Center for Constitutional Right's Richard Levy: Simon Wiesenthal Center has given us 'a new definition of chutzpah.' Photo: ELLEN DAVIDSON
Center for Constitutional Right's Richard Levy: Simon Wiesenthal Center has given us 'a new definition of chutzpah.' Photo: ELLEN DAVIDSON
Demonstrators also harshly criticized the center’s decision to build a Jerusalem branch of the Museum of Tolerance on top of a centuries-old Muslim cemetery, known as the Mamilla cemetery.  They said that the center’s project, which has resulted in the “disinterment of hundreds of graves,” according to the Center for Constitutional Rights, is another example of the center disregarding the rights of Muslims.

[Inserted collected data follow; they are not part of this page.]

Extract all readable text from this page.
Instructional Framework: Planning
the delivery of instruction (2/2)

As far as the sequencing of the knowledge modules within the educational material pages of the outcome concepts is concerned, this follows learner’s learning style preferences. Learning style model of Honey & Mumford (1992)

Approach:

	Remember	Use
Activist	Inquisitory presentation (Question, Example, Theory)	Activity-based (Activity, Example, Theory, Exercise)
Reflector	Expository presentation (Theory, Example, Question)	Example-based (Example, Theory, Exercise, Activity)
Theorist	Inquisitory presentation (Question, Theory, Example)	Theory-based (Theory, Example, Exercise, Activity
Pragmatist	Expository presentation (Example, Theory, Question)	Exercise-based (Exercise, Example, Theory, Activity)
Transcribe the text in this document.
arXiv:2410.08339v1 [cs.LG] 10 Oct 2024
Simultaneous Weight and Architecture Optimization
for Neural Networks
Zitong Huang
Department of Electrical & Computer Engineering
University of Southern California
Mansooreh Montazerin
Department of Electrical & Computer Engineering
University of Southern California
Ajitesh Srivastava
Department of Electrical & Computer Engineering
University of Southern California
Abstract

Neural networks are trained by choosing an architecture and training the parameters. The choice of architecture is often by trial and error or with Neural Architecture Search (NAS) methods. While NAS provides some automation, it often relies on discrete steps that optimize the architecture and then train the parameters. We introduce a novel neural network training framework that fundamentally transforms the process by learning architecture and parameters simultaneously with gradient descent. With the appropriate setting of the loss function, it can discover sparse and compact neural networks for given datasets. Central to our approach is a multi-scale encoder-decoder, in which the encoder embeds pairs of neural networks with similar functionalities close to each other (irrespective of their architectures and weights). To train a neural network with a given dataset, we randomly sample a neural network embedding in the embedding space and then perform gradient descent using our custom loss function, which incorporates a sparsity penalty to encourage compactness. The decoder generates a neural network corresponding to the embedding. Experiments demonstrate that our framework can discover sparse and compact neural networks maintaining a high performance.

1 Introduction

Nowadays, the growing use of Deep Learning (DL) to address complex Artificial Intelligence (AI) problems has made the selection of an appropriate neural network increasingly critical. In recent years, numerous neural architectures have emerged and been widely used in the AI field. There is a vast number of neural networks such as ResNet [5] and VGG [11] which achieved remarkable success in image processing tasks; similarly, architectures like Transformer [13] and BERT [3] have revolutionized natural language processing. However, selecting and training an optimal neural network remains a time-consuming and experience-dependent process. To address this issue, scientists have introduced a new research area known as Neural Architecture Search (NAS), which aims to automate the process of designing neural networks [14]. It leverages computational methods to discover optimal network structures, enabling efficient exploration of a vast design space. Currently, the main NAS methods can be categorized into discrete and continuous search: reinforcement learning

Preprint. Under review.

“I’m just going to take a minute to tell you a new definition of a Yiddish word called ‘chutzpah.’ … It refers to brazen nerve,” said Richard Levy, a lawyer working with the Center for Constitutional Rights on a petition filed with several international bodies to halt the construction of the museum in Jerusalem. “This cemetery, which stands in West Jerusalem for a thousand years, is now subject to the bulldozer of this organization. So that’s the meaning of the word chutzpah: to say you stand for tolerance, and perform that kind of an act, is the most despicable kind of hypocrisy.”
Debbie Almontaser: 'Be just. Speak to your mission.' Photo: ELLEN DAVIDSON
Debbie Almontaser: 'Be just. Speak to your mission.' Photo: ELLEN DAVIDSON
Also speaking at the demonstration was Debbie Almontaser, herself the victim of a anti-Muslim, anti-Arab smear campaign reminiscent of the controversy over the Park 51 project that ultimately forced her to resign as the founding principal of the Khalil Gibran International Academy, a dual-language Arabic public school in Brooklyn.
“Why are the museum and Simon Wiesenthal leaders not taking a principled stand against the hatred of Islam and Muslims?” Almontaser asked.  “I say to them: Be just. Speak to your mission.”